I'm not the guy you responded to, nor am I a kernel expert, but I have a few suggestions:
-
Sites like phoronix and lwn will go into pretty low-level kernel details like this from time to time. You could consider subscribing to their RSS feeds or something like that
-
Review a few open university courses on either Operating Systems or Computer Architecture. Short of that, you can also just browse wikipedia for articles on these kinds of topics. I find it enjoyable to read them from time to time
-
Subscribe to the LKML (which is probably a lot more information than any single person can process, but sites like lwn and phoronix highlight/summarize from time to time)
I would also say that there are a lot of people out there who have made contributions to the Linux kernel, including this specific portion of the Linux kernel. The person you're responding to may even do it as a part of his/her day job (and it certainly reads like he does). It's not that uncommon.

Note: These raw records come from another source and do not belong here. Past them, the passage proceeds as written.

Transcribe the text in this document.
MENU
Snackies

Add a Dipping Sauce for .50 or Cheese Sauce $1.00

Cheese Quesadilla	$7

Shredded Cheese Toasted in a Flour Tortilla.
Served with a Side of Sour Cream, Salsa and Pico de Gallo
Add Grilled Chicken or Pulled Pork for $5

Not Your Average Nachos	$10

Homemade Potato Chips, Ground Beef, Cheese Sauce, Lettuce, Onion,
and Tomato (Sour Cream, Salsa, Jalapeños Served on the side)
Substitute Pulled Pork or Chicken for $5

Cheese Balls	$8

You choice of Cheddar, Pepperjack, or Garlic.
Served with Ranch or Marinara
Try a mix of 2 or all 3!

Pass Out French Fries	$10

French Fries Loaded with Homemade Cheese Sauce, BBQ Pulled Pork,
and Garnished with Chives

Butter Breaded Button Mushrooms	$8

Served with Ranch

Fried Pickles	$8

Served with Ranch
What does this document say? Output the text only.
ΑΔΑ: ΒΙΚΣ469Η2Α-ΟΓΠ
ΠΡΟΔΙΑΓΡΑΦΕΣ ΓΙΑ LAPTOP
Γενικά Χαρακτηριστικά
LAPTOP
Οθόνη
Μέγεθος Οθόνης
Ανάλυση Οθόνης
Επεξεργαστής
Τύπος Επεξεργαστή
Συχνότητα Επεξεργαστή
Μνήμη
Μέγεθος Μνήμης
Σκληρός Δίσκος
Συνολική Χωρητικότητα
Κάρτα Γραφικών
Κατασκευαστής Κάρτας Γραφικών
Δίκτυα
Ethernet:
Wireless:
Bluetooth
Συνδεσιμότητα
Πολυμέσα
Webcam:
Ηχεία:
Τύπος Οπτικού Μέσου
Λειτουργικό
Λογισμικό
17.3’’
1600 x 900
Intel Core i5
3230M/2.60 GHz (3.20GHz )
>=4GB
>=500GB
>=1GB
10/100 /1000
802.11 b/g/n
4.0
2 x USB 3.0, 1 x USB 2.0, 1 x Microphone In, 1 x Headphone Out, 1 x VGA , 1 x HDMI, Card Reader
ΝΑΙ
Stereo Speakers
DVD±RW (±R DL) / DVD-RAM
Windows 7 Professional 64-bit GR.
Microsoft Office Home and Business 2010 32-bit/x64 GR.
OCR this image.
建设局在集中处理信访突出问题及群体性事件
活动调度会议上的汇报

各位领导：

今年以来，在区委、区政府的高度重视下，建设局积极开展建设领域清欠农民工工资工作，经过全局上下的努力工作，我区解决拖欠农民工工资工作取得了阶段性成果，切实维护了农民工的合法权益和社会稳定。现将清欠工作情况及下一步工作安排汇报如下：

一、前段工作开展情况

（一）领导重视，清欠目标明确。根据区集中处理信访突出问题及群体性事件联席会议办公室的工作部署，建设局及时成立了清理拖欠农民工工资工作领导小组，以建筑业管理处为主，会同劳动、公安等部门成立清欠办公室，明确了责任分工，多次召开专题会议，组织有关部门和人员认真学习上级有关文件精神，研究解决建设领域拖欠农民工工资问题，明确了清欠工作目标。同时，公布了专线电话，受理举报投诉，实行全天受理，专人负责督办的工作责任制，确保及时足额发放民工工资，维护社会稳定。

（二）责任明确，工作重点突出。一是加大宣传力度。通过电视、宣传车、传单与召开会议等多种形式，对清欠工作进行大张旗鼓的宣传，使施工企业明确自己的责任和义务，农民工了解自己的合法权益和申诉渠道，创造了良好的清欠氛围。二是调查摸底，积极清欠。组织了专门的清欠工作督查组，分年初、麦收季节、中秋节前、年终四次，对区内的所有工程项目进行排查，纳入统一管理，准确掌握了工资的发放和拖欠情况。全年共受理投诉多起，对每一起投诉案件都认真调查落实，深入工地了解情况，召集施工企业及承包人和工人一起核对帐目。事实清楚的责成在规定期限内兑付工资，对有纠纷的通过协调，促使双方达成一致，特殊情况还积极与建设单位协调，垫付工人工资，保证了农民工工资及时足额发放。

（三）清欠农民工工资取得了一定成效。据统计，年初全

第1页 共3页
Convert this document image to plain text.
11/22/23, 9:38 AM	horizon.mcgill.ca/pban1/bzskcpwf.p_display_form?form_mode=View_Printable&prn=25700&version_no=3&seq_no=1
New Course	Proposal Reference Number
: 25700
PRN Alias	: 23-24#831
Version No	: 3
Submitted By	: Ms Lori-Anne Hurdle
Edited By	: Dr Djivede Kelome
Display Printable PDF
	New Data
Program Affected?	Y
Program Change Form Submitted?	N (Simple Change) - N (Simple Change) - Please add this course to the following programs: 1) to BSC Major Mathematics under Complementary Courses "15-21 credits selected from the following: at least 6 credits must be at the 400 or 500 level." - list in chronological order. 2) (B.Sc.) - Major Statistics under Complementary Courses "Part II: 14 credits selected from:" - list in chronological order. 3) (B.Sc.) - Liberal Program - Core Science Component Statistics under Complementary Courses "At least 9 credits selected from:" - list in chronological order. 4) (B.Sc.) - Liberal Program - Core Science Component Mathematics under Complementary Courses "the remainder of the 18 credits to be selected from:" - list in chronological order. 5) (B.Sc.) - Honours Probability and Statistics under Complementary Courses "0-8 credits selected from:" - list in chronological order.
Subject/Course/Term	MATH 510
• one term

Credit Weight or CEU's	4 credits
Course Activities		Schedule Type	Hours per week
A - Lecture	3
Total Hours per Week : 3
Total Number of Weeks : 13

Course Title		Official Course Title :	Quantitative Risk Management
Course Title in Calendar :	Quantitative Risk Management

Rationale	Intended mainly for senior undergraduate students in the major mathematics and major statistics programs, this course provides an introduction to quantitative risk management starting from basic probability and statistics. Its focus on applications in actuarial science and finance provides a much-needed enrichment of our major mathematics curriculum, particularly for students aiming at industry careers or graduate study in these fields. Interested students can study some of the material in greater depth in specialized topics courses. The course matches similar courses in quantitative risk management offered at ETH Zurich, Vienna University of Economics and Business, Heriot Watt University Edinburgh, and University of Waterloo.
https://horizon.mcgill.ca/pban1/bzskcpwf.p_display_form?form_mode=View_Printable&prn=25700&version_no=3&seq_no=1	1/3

And the last thing to keep in mind is that learning knowledge like this doesn't happen overnight. You learn a lot more by learning small things over several years, compared to learning a lot in a short time. Don't make it a goal to learn things like this - instead, try to make it something you enjoy doing, so you keep doing it over the years and learning more and more small bits of knowledge over time. Eventually, all the different pieces start fitting together and you too could mash out an excellent post like GP's!
Exactly! Imagine you have two services in a data center. If they have to communicate a lot with each other, then you would prefer them as close to each other as possible. Why? Well it's because of the difference between sending a request over a network vs. just sending it to another process on the same host. It's much more efficient in terms of latency and bandwidth. There are, of course, downsides and other other costs (like the fact that the cores that are handling the requests themselves are much less powerful), so you have to tailor your hardware allocation to your workloads. In general, if you're CPU-bound, you would want more powerful CPUs (necessitating fewer cores per host for power reasons), and if you're I/O bound, you want to reduce network latency as much as possible.
Now imagine you have thousands of services. The network I/O can get pretty extreme. Plus, occasionally, you have requirements like the fact that any data traveling from one host to another must be encrypted. So if you can keep as many services as possible on a single host, you reduce a lot of that overhead as well.
tl;dr: everything comes down to trade-offs and understanding the needs of your workloads, but in general, running 300 low power cores is probably indicative of an I/O-bound application and could hypothetically be much more efficient and cost-effective.